DataTable data = response.getDataTable();
DataView result;
Options options = createOptions();
ArrayList<Tab> displayTab = new ArrayList<Tab>();
Tab t;
ArrayList<Graph> graphList = new ArrayList<Graph>();
Graph g;
t = new Tab();
g = new Graph();
result = DataView.create(data);
result.setRows(new int[]{0, 2, 4, 6});
g.setGraphType(new PieChart(result, options));
graphList.add(g);
g = new Graph();
result = DataView.create(data);
result.setRows(new int[]{1, 3, 5, 7});
g.setGraphType(new PieChart(result, options));
graphList.add(g);
g = new Graph();
result = DataView.create(data);
g.setGraphType(new PieChart(result, options));
graphList.add(g);
t.setTabName("Tab1");
t.setGraphs(graphList);
displayTab.add(t);
// Add a 2nd tab
t = new Tab();
t.setTabName("Tab2");
t.setGraphs(graphList);
displayTab.add(t);
TabWrapper tabWrapper;
for (Tab tX : displayTab){
int row = 0, col = 0, maxCol = 2;
tabWrapper = new TabWrapper();
for (Graph gX : tX.getGraphs()) {
col = tX.getGraphs().indexOf(gX) - (row * maxCol);
tabWrapper.setWidget(row, col, gX.getGraphType().asWidget());
if (++col == maxCol) {
row++;
}
}
tabPanel.add(tabWrapper, tX.getTabName());
}
...
}
When you use tabs in GWT, the panels held in each tab seem to be lazy loaded and aren't completely set up until the user clicks on each tab.
In particular, the tab containers will have zero widths and heights (the error logs will probably be giving an error about containers having zero width) so the graph drawing will fail and leave an empty space.
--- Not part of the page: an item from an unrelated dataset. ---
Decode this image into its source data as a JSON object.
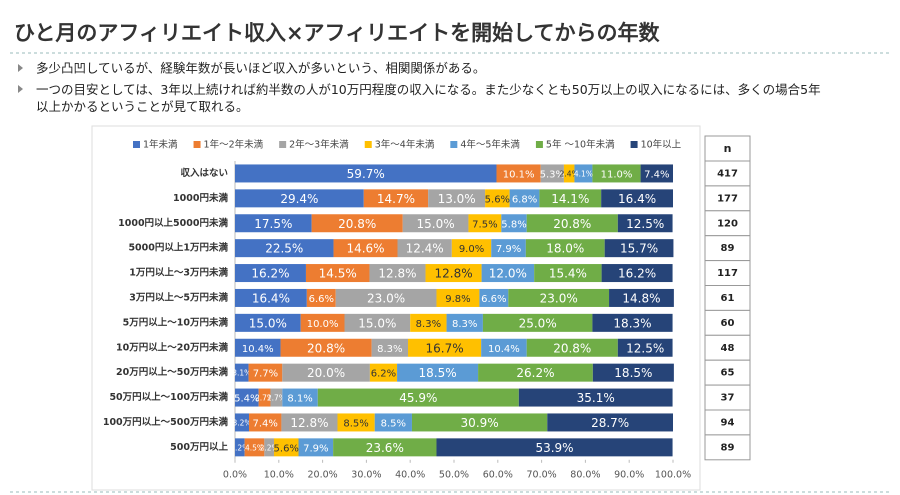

What you need to do (and is probably good practice anyway) is to lazy load the contents of the tabs too so that the graph is loaded only when the tab is fully set up. This can be done by removing the call the t.setGraphs(...) and adding a selection handler that does it instead:
tabPanel.addSelectionHandler(new SelectionHandler<Integer> () {
public void onSelection(SelectionEvent<Integer> event) {
// Pseudocode:
// n = event.getSelectedItem()
// t = displayTab[n]
// g = graphList[n]
// t.setGraphs(g)
}
});
so that graphs are added and drawn only when the tab is selected.
You'll probably also want to call
tabPanel.selectTab(0);
to force a selection of the first tab after the selection handler is in place.
I had the same issues that you describe and this resolved it.